Не удивляйтесь моему письму — я долго собиралась с силами и мыслями, чтобы его написать. Много разговаривала с Гансом — о Вас, Вашей стране, о том, почему так сложно и страшно сегодня жить.
И на многое я смотрю сегодня иначе, чем вчера, однако еще больше мне предстоит понять…
Прежде всего хотела бы поблагодарить Вас за бережное отношение к чувствам и письмам моей мамы, Ирмы фон Раабе-старшей. Да, я дочь этой удивительной, как я теперь понимаю, женщины из войны.
Ганс дал мне копии писем, подлинники которых хранятся у Вас в семье. Он же сказал, что подробно написал Вам обо всем, что удалось узнать о судьбе моей мамы. Ганс предоставил в мое распоряжение записи своих бесед с людьми, знавшими маму, и копии некоторых документов, которые отыскал в архивах. Среди этих материалов есть и изложение Вашего рассказа о трагедии села Адабаши.
Читать и слушать все это было ужасно. Я долго не могла поверить, что так было, но, увы — все правда.
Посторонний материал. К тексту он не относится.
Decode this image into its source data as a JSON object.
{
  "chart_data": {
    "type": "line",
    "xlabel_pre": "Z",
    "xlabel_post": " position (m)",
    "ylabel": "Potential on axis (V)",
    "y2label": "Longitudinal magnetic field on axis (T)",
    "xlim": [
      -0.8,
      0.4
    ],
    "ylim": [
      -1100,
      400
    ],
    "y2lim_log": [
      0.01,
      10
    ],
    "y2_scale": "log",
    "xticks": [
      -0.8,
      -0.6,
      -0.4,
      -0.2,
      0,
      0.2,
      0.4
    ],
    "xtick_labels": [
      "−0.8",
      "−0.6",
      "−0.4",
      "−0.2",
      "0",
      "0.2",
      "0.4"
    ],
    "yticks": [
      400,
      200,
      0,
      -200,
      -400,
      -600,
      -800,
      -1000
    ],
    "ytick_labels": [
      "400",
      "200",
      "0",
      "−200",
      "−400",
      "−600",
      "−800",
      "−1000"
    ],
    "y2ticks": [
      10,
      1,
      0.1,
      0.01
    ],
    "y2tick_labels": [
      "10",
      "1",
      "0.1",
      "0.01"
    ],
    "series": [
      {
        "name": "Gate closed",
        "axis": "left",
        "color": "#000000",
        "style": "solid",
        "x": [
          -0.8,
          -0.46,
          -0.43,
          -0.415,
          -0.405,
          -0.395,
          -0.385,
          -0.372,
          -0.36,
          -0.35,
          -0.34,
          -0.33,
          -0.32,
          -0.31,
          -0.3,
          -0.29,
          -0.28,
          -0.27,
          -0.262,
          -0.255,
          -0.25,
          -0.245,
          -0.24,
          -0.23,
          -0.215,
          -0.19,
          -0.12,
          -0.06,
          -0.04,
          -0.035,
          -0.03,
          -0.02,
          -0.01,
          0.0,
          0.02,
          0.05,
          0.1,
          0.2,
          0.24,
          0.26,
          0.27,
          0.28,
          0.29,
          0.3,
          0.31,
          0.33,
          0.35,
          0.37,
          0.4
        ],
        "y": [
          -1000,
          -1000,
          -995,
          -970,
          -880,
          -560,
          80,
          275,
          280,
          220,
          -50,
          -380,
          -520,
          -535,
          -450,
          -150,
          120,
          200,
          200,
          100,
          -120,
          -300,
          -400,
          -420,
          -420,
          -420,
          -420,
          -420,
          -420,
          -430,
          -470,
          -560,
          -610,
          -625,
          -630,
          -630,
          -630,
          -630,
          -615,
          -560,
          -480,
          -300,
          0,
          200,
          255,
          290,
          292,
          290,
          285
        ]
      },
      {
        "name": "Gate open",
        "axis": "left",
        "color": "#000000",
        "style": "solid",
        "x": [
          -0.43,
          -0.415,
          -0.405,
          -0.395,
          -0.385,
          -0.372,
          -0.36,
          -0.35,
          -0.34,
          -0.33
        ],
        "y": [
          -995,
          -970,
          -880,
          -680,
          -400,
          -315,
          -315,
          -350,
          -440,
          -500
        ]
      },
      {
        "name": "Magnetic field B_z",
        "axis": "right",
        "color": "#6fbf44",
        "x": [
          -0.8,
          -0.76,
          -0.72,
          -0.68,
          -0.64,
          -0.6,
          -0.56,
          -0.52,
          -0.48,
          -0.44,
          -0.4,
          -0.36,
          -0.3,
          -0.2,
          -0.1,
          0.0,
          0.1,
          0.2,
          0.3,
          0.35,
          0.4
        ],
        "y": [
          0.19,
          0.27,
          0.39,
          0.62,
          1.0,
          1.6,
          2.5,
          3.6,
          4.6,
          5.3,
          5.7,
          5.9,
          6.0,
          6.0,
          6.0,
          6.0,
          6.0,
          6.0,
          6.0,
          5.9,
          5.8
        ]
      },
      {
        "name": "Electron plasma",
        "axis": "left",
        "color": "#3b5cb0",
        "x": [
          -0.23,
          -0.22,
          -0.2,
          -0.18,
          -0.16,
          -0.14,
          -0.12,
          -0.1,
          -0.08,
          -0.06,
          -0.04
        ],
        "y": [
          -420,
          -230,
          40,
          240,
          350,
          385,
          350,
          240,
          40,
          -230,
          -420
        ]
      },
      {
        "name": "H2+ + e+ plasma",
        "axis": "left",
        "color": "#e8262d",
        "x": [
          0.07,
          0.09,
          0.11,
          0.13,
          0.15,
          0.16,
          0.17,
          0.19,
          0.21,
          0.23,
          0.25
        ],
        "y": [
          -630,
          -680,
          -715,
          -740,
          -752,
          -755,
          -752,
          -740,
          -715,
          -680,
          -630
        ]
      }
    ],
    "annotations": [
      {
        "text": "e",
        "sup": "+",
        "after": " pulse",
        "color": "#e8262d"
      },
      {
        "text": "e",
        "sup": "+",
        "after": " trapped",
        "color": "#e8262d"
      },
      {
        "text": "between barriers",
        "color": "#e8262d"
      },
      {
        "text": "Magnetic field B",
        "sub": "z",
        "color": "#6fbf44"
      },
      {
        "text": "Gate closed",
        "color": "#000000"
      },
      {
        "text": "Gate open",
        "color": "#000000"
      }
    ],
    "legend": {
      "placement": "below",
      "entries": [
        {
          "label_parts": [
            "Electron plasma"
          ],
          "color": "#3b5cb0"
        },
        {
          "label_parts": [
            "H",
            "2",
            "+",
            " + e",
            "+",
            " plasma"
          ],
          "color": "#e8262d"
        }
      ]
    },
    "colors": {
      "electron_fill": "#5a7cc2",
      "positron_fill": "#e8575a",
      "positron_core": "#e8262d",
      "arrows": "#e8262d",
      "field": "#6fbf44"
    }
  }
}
Письмо свое пишу Вам не для того, чтобы выставить напоказ свои страдания, и не в попытке обелить тех, кого Вы вправе ненавидеть. Нет, я хочу разобраться в самой себе. Помочь мне сделать это я Вас не прошу, хотя и помню, какая у вас крепкая рука — Вы очень даже просто выволокли меня из свалки на парижской улочке.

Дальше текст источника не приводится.